Aziz DAĞTEKİN Yazdı
Ortadoğu coğrafyası bir kez daha küresel aktörlerin satranç tahtasına dönüşmüş durumda. Düğmeye kim bastı, kimin eli tetiğe yakın, hangi gerekçe ne kadar inandırıcı… Tüm bu sorular bir kenara itilirken, milyonların geleceği birkaç başlık altına sıkıştırılmak isteniyor. Gerçek ise açık. İsrail’in yıllardır zenginleştirilmiş uranyuma sahip olduğu biliniyor ve buna ses çıkarılmıyor. Ancak kimyasal ya da nükleer silaha sahip olmadığı IAEA (Uluslararası Atom Enerjisi Ajansı) raporlarıyla defalarca teyit edilen İran, adeta bir savaş gerekçesine dönüştürülüyor.
Daha önce Saddam Hüseyin’e yapılan, şimdi İran’a uygulanıyor. Aynı taktik, aynı medya dili, aynı ‘özgürlük’ maskesi altında yürütülen işgal diplomasisi… İran, egemen ve bağımsız bir devlet olmasına rağmen nükleer tehdit bahanesiyle hedefe konuluyor. Neden şimdi? Neden son 60 gün içinde aniden bir tehdit olarak lanse edilmeye başlandı? Cevabı basit. Bahaneler hazırlanıyor, zemin oluşturuluyor, yeni bir savaş kurgulanıyor.

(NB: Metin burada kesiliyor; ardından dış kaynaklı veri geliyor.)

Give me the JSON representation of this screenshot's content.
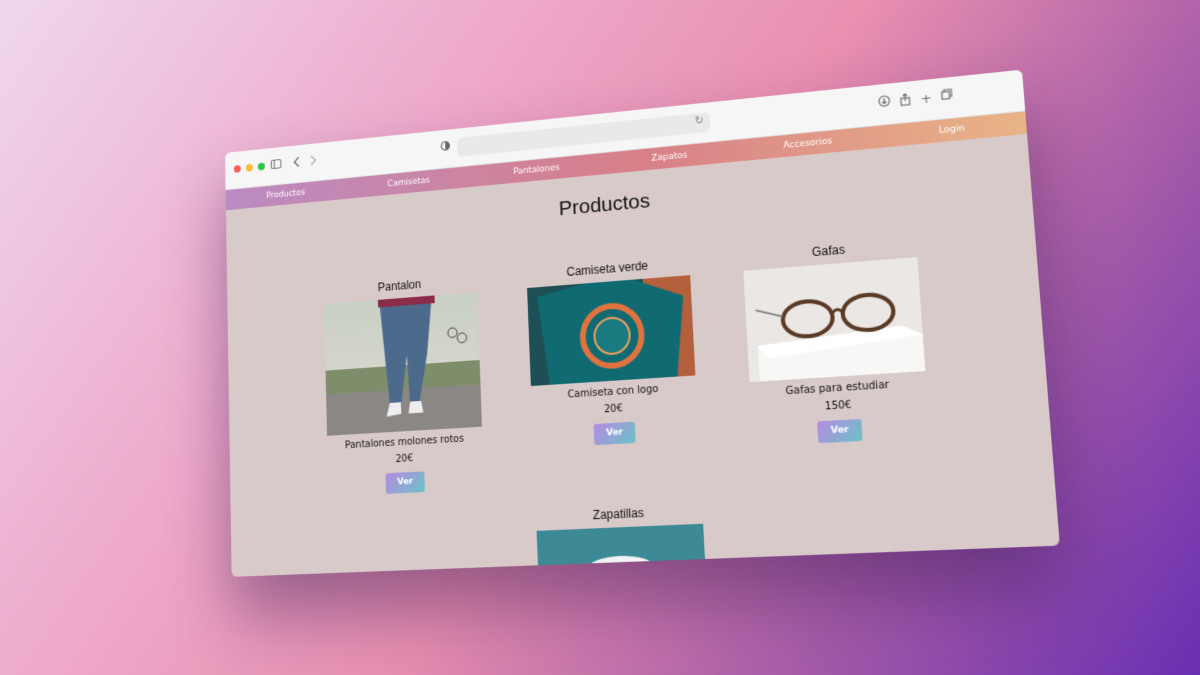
{
  "browser": {
    "traffic_colors": [
      "#ff5f57",
      "#febc2e",
      "#28c840"
    ],
    "icons": [
      "sidebar-icon",
      "back-arrow-icon",
      "forward-arrow-icon",
      "shield-icon",
      "reload-icon",
      "download-icon",
      "share-icon",
      "new-tab-icon",
      "tabs-overview-icon"
    ]
  },
  "navbar": {
    "items": [
      "Productos",
      "Camisetas",
      "Pantalones",
      "Zapatos",
      "Accesorios",
      "Login"
    ],
    "gradient": [
      "#bb8bc4",
      "#d87f88",
      "#e8b486"
    ]
  },
  "page": {
    "title": "Productos",
    "background": "#d9caca"
  },
  "products": [
    {
      "name": "Pantalon",
      "description": "Pantalones molones rotos",
      "price": "20€",
      "button": "Ver"
    },
    {
      "name": "Camiseta verde",
      "description": "Camiseta con logo",
      "price": "20€",
      "button": "Ver"
    },
    {
      "name": "Gafas",
      "description": "Gafas para estudiar",
      "price": "150€",
      "button": "Ver"
    },
    {
      "name": "Zapatillas"
    }
  ]
}
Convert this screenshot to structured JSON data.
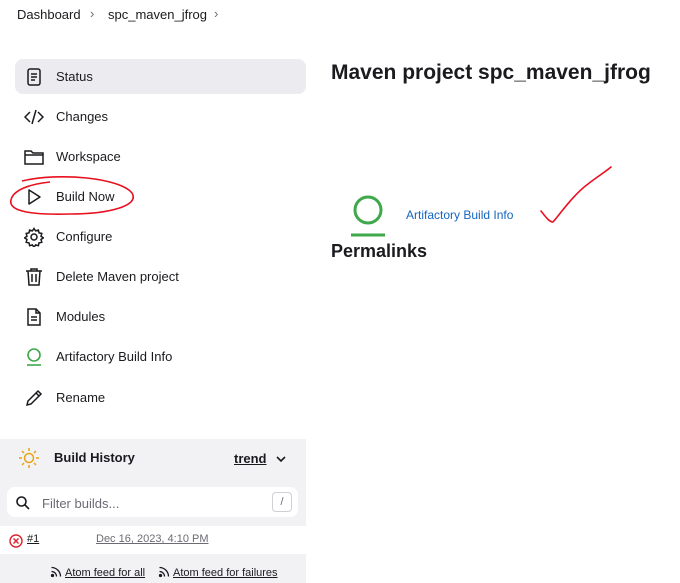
{
  "breadcrumb": {
    "items": [
      "Dashboard",
      "spc_maven_jfrog"
    ]
  },
  "sidebar": {
    "items": [
      {
        "label": "Status",
        "icon": "document-icon"
      },
      {
        "label": "Changes",
        "icon": "code-icon"
      },
      {
        "label": "Workspace",
        "icon": "folder-icon"
      },
      {
        "label": "Build Now",
        "icon": "play-icon"
      },
      {
        "label": "Configure",
        "icon": "gear-icon"
      },
      {
        "label": "Delete Maven project",
        "icon": "trash-icon"
      },
      {
        "label": "Modules",
        "icon": "file-icon"
      },
      {
        "label": "Artifactory Build Info",
        "icon": "artifactory-icon"
      },
      {
        "label": "Rename",
        "icon": "pencil-icon"
      }
    ]
  },
  "main": {
    "title": "Maven project spc_maven_jfrog",
    "artifactory_link": "Artifactory Build Info",
    "permalinks_heading": "Permalinks"
  },
  "build_history": {
    "title": "Build History",
    "trend_label": "trend",
    "filter_placeholder": "Filter builds...",
    "shortcut_key": "/",
    "builds": [
      {
        "number": "#1",
        "date": "Dec 16, 2023, 4:10 PM",
        "status": "failed"
      }
    ],
    "feeds": {
      "all": "Atom feed for all",
      "failures": "Atom feed for failures"
    }
  },
  "colors": {
    "accent": "#1565c0",
    "success": "#3ea84a",
    "failure": "#e0212e",
    "annotation": "#e8101f",
    "active_bg": "#ececf0"
  }
}
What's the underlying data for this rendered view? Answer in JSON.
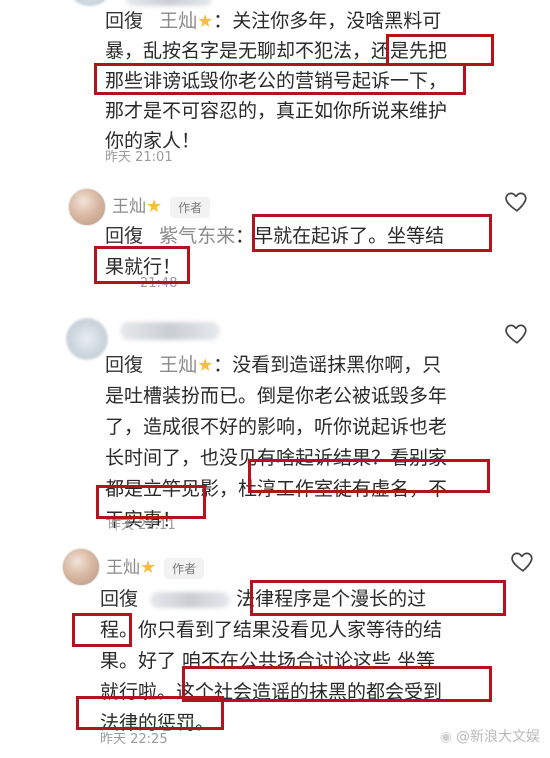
{
  "reply_prefix": "回復",
  "author_tag": "作者",
  "comments": [
    {
      "mention": "王灿",
      "lines": [
        "关注你多年，没啥黑料可",
        "暴，乱按名字是无聊却不犯法，还是先把",
        "那些诽谤诋毁你老公的营销号起诉一下，",
        "那才是不可容忍的，真正如你所说来维护",
        "你的家人！"
      ],
      "time": "昨天 21:01"
    },
    {
      "name": "王灿",
      "mention": "紫气东来",
      "lines": [
        "早就在起诉了。坐等结",
        "果就行！"
      ],
      "time": "21:48"
    },
    {
      "mention": "王灿",
      "lines": [
        "没看到造谣抹黑你啊，只",
        "是吐槽装扮而已。倒是你老公被诋毁多年",
        "了，造成很不好的影响，听你说起诉也老",
        "长时间了，也没见有啥起诉结果？看别家",
        "都是立竿见影，杜淳工作室徒有虚名，不",
        "干实事！"
      ],
      "time": "昨天 22:11"
    },
    {
      "name": "王灿",
      "lines": [
        "法律程序是个漫长的过",
        "程。你只看到了结果没看见人家等待的结",
        "果。好了 咱不在公共场合讨论这些 坐等",
        "就行啦。这个社会造谣的抹黑的都会受到",
        "法律的惩罚。"
      ],
      "time": "昨天 22:25"
    }
  ],
  "watermark": "@新浪大文娱",
  "highlight_color": "#b3121f"
}
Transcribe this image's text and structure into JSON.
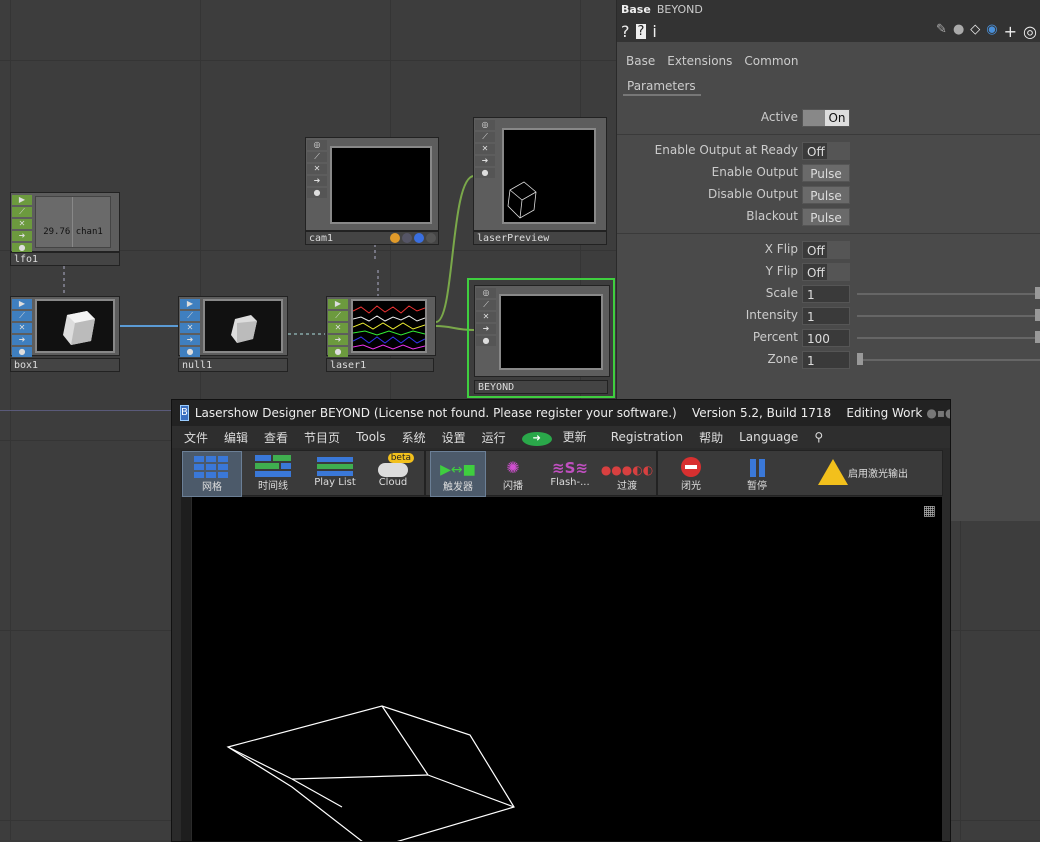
{
  "nodes": {
    "lfo1": {
      "label": "lfo1",
      "readout": "29.76 chan1"
    },
    "box1": {
      "label": "box1"
    },
    "null1": {
      "label": "null1"
    },
    "cam1": {
      "label": "cam1"
    },
    "laser1": {
      "label": "laser1"
    },
    "laserPreview": {
      "label": "laserPreview"
    },
    "beyond": {
      "label": "BEYOND"
    }
  },
  "panel": {
    "type": "Base",
    "name": "BEYOND",
    "tabs": [
      "Base",
      "Extensions",
      "Common"
    ],
    "subtab": "Parameters",
    "params": [
      {
        "label": "Active",
        "value": "On"
      },
      {
        "label": "Enable Output at Ready",
        "value": "Off"
      },
      {
        "label": "Enable Output",
        "value": "Pulse"
      },
      {
        "label": "Disable Output",
        "value": "Pulse"
      },
      {
        "label": "Blackout",
        "value": "Pulse"
      },
      {
        "label": "X Flip",
        "value": "Off"
      },
      {
        "label": "Y Flip",
        "value": "Off"
      },
      {
        "label": "Scale",
        "value": "1"
      },
      {
        "label": "Intensity",
        "value": "1"
      },
      {
        "label": "Percent",
        "value": "100"
      },
      {
        "label": "Zone",
        "value": "1"
      }
    ]
  },
  "beyond_window": {
    "title": "Lasershow Designer BEYOND (License not found. Please register your software.)    Version 5.2, Build 1718    Editing Work",
    "title_tail": "B",
    "menu": [
      "文件",
      "编辑",
      "查看",
      "节目页",
      "Tools",
      "系统",
      "设置",
      "运行",
      "更新",
      "Registration",
      "帮助",
      "Language"
    ],
    "toolbar": [
      {
        "label": "网格"
      },
      {
        "label": "时间线"
      },
      {
        "label": "Play List"
      },
      {
        "label": "Cloud",
        "badge": "beta"
      },
      {
        "label": "触发器"
      },
      {
        "label": "闪播"
      },
      {
        "label": "Flash-..."
      },
      {
        "label": "过渡"
      },
      {
        "label": "闭光"
      },
      {
        "label": "暂停"
      },
      {
        "label": "启用激光输出"
      }
    ]
  }
}
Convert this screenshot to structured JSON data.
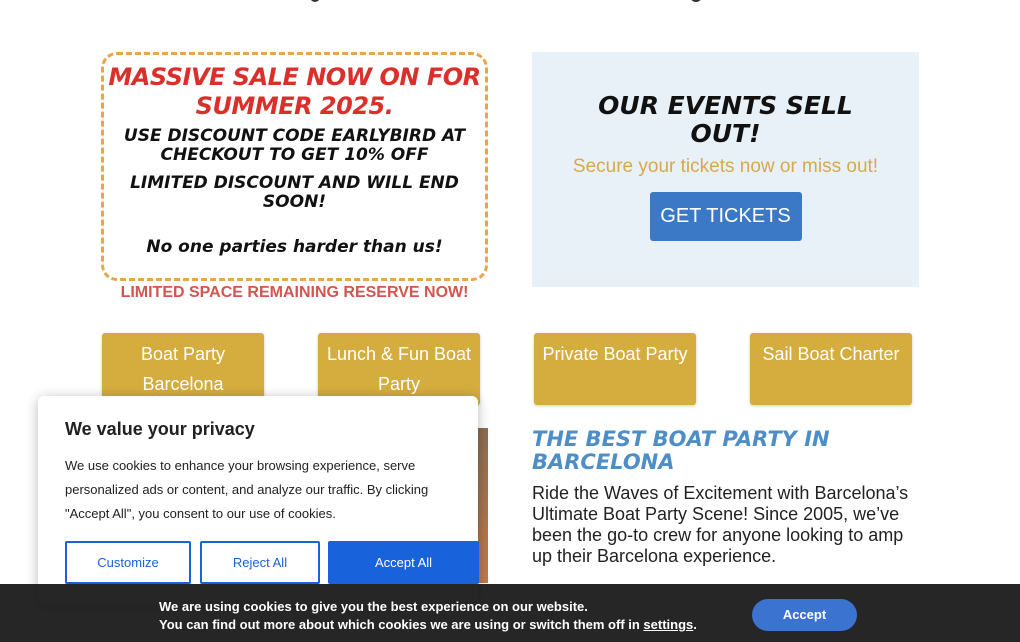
{
  "sale": {
    "title": "MASSIVE SALE NOW ON  FOR SUMMER 2025.",
    "line1": "USE DISCOUNT CODE EARLYBIRD AT CHECKOUT TO GET 10% OFF",
    "line2": "LIMITED DISCOUNT AND WILL END SOON!",
    "line3": "No one parties harder than us!",
    "footer": "LIMITED SPACE REMAINING RESERVE NOW!"
  },
  "events": {
    "title": "OUR EVENTS SELL OUT!",
    "subtitle": "Secure your tickets now or miss out!",
    "button": "GET TICKETS"
  },
  "party_buttons": [
    {
      "label": "Boat Party Barcelona"
    },
    {
      "label": "Lunch & Fun Boat Party"
    },
    {
      "label": "Private Boat Party"
    },
    {
      "label": "Sail Boat Charter"
    }
  ],
  "content": {
    "title": "THE BEST BOAT PARTY IN BARCELONA",
    "text": "Ride the Waves of Excitement with Barcelona’s Ultimate Boat Party Scene! Since 2005, we’ve been the go-to crew for anyone looking to amp up their Barcelona experience."
  },
  "cookie_popup": {
    "title": "We value your privacy",
    "text": "We use cookies to enhance your browsing experience, serve personalized ads or content, and analyze our traffic. By clicking \"Accept All\", you consent to our use of cookies.",
    "customize": "Customize",
    "reject": "Reject All",
    "accept": "Accept All"
  },
  "cookie_bar": {
    "line1": "We are using cookies to give you the best experience on our website.",
    "line2_prefix": "You can find out more about which cookies we are using or switch them off in ",
    "line2_link": "settings",
    "line2_suffix": ".",
    "accept": "Accept"
  },
  "colors": {
    "sale_red": "#d9302c",
    "gold": "#d4ad3e",
    "blue_button": "#3b79c6",
    "cookie_blue": "#1863dc",
    "title_blue": "#4d8ec7"
  }
}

ABD Başkanı Trump’ın bu senaryodaki rolü ise yalnızca bir oyuncudan ibaret değil, bizzat senarist konumunda. Trump’ın, Netanyahu’nun çizdiği rotada hareket etmesi, İsrail’in bölgede yürüttüğü işgal ve katliam politikalarına göz yumması değil açıkça destek vermesi, tüm dünyaya demokrasi ve insan hakları dersi vermeye çalışan bir ülkenin kendi sözleriyle çelişmesidir. Netanyahu’nun politikalarını adeta vahiy gibi algılamak, diplomasi değil, insanlığa ihanettir.
ABD ekonomisi can çekişiyor. Küresel dolar sistemini ayakta tutmak için silah stokları eritilmeli. Bu silahların tüketileceği alanlar lazım ve Ortadoğu her zaman olduğu gibi yeniden kurban seçiliyor. ABD’nin savaş endüstrisini besleyen bu strateji, kaosun kendisinden nemalanan bir zihniyetin ürünüdür. Savaşla, işgalle, sömürüyle ayakta kalmaya çalışan bu düzen, bugün bir kez daha bölge halklarının üzerine kara bir örtü gibi seriliyor.
Ve eğer bu akıl dışı savaş çılgınlığı Hamaney’e yapılacak bir suikastla sonuçlanırsa, yalnızca İran değil; tüm bölge, hatta dünya büyük bir felakete sürüklenir. Bu bir dini rejim tartışması değil, bu bir insanlık meselesidir. Eğer İran’ın dini yönetimi suç sayılıyorsa, İsrail’in teokratik yapısı neden dokunulmazdır? Bu sorunun yanıtı inançların değil, çıkarların yönettiği bir dünyada aranmalıdır.
Trump, sen bir zamanlar seçim öncesi savaş politikalarını kınıyordun. Peki şimdi seni savaş yanlısı yapan ne? Hangi menfaat, hangi vaat, hangi lobi seni bu kadar dönüştürdü? Seçim kazanmak için insanlığın kaybetmesini göze alabilecek kadar mı acizleşti bu sistem?
Saldıran İsrail’dir, savunma yapan İran. Ancak saldırganın yanında saf tutanlar, tarihi yeniden kanla yazmaya çalışıyor. ABD ve İsrail, bugün bölgede bulanık suyu daha da bulandırarak balık avlamaya çalışıyor. Kaosu yaymak, nifakı büyütmek ve mazlumları yeniden susturmak… Ama artık dünya eskisi gibi değil. Sessiz kalmak susmak anlamına gelmiyor. Herkes görüyor, herkes biliyor.
Bu yüzden bu yazıyı okuyan herkes kendine şu soruyu sormalı: Gerçekten kimin safındayım? Adaletin mi, zulmün mü? Eğer insanlık bir gün kurtulacaksa, bu ancak gerçeği haykıran seslerin çoğalmasıyla mümkün olacak. Bugün ses çıkarmazsak, yarın yalnızca yankılar kalır.